Believing everyone else on the call was real, the worker agreed to remit a total of $200 million Hong Kong dollars – about $25.6 million, the police officer added.
The case is one of several recent episodes in which fraudsters are believed to have used deepfake technology to modify publicly available video and other footage to cheat people out of money.
At the press briefing Friday, Hong Kong police said they had made six arrests in connection with such scams.
Chan said that eight stolen Hong Kong identity cards – all of which had been reported as lost by their owners – were used to make 90 loan applications and 54 bank account registrations between July and September last year.
On at least 20 occasions, AI deepfakes had been used to trick facial recognition programs by imitating the people pictured on the identity cards, according to police.
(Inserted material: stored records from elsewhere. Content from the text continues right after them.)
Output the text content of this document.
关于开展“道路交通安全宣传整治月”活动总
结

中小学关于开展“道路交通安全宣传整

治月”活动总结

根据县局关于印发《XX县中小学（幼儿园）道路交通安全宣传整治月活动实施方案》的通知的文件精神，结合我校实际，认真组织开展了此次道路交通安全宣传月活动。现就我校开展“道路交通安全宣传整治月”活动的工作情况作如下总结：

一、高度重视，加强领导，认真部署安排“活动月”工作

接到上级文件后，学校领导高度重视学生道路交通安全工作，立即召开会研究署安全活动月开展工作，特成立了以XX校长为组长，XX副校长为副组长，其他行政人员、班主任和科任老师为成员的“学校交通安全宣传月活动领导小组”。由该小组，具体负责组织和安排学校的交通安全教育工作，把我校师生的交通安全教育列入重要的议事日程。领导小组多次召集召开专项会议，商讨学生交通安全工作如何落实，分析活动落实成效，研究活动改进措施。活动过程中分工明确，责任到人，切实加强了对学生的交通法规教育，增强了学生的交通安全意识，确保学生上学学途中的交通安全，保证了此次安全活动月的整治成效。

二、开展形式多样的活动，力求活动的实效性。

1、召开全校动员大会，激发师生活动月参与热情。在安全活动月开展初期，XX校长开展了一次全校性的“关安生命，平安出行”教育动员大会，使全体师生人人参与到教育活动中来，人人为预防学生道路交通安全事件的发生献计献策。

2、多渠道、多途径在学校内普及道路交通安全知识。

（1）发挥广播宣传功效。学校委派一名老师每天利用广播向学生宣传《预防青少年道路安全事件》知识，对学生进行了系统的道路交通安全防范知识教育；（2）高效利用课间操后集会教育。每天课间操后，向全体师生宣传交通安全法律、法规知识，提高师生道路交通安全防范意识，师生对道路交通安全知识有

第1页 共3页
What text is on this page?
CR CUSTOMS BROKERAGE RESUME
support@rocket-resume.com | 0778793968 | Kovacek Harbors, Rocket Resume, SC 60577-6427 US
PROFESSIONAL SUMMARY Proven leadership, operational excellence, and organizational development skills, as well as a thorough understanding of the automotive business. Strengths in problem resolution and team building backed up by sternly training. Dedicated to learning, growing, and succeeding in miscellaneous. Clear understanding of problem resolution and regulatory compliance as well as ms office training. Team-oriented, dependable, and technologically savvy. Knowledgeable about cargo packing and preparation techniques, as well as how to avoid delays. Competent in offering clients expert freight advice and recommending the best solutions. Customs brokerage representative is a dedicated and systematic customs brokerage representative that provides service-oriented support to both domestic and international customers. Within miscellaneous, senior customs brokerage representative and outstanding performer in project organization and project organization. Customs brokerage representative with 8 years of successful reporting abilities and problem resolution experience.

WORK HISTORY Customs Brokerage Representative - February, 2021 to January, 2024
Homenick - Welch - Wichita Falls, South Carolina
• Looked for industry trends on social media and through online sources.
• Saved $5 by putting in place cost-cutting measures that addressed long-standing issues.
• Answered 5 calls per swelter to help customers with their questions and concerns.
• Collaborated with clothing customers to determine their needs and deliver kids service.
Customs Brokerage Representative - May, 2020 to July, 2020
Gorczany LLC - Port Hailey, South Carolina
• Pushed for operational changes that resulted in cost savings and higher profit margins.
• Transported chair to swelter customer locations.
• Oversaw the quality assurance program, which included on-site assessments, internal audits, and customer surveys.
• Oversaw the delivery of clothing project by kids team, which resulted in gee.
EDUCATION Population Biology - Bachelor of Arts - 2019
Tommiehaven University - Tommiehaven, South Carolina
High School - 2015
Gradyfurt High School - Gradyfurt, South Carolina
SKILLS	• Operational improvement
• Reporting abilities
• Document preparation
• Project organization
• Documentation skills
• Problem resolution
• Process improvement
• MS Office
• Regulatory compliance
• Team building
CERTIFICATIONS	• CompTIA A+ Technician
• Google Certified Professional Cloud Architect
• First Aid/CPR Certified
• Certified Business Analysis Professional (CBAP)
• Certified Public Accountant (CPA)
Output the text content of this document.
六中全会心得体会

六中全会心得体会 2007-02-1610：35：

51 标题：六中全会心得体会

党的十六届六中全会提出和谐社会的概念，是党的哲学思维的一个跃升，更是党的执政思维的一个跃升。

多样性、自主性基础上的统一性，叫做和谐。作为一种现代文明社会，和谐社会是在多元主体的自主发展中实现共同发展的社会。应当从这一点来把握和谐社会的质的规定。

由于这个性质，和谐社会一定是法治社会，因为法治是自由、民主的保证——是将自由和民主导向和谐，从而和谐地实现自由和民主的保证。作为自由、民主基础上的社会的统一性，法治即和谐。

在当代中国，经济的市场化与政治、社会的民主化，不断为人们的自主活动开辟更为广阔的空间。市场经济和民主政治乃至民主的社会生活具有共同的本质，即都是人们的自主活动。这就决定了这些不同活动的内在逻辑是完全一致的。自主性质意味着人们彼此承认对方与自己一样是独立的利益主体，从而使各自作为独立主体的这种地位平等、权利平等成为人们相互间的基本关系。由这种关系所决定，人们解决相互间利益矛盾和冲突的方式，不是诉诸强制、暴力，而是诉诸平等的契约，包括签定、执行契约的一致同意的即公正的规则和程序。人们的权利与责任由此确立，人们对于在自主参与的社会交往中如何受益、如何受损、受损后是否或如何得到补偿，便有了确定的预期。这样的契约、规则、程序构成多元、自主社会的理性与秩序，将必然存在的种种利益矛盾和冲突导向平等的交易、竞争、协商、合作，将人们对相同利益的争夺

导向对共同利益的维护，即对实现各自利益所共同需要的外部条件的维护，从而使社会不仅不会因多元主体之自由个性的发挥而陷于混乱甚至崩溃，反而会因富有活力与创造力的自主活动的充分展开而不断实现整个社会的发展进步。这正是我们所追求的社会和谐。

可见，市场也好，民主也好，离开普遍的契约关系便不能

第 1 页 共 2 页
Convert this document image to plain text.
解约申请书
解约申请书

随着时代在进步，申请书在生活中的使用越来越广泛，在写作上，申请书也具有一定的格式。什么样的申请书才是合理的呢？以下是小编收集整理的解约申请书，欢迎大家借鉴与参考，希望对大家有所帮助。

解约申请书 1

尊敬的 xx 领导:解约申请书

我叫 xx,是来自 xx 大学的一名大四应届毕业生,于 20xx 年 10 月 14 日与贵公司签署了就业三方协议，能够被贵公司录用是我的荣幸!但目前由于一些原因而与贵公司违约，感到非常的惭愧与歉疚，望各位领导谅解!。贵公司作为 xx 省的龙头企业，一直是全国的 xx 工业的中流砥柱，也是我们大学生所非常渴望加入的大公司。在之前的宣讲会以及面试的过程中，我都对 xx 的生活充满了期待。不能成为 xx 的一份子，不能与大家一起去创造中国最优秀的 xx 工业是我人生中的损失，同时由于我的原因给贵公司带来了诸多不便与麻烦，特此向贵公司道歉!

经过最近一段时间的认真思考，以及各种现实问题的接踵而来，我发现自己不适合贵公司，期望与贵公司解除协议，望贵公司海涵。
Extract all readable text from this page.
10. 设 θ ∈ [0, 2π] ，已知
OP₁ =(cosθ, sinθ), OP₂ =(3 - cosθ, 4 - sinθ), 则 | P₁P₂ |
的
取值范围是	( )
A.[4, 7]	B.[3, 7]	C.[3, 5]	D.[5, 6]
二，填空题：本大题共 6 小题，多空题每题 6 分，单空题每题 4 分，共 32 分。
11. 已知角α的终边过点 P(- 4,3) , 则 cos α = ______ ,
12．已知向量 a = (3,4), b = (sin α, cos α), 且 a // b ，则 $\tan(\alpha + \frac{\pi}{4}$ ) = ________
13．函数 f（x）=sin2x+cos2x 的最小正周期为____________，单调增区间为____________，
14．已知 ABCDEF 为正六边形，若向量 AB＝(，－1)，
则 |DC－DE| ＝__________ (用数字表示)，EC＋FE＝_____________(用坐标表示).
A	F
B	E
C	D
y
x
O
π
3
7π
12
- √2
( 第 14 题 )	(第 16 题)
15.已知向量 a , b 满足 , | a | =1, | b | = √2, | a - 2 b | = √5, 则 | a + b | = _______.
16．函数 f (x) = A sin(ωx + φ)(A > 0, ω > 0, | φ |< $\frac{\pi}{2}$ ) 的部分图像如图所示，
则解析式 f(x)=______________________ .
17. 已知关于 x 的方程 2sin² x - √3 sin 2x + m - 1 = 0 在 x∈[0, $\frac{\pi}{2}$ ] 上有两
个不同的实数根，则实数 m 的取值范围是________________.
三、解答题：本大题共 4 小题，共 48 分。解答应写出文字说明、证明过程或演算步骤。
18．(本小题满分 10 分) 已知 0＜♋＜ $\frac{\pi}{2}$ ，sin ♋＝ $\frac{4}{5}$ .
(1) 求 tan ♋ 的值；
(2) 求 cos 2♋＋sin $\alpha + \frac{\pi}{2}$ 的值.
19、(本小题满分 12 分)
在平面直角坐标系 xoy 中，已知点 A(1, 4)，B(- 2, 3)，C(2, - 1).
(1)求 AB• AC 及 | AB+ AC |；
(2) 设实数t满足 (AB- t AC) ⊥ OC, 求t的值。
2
The scam involving the fake CFO was only discovered when the employee later checked with the corporation’s head office.
Hong Kong police did not reveal the name or details of the company or the worker.
Authorities across the world are growing increasingly concerned at the sophistication of deepfake technology and the nefarious uses it can be put to.
At the end of January, pornographic, AI-generated images of the American pop star Taylor Swift spread across social media, underscoring the damaging potential posed by artificial intelligence technology.
The photos – which show the singer in sexually suggestive and explicit positions – were viewed tens of millions of times before being removed from social platforms.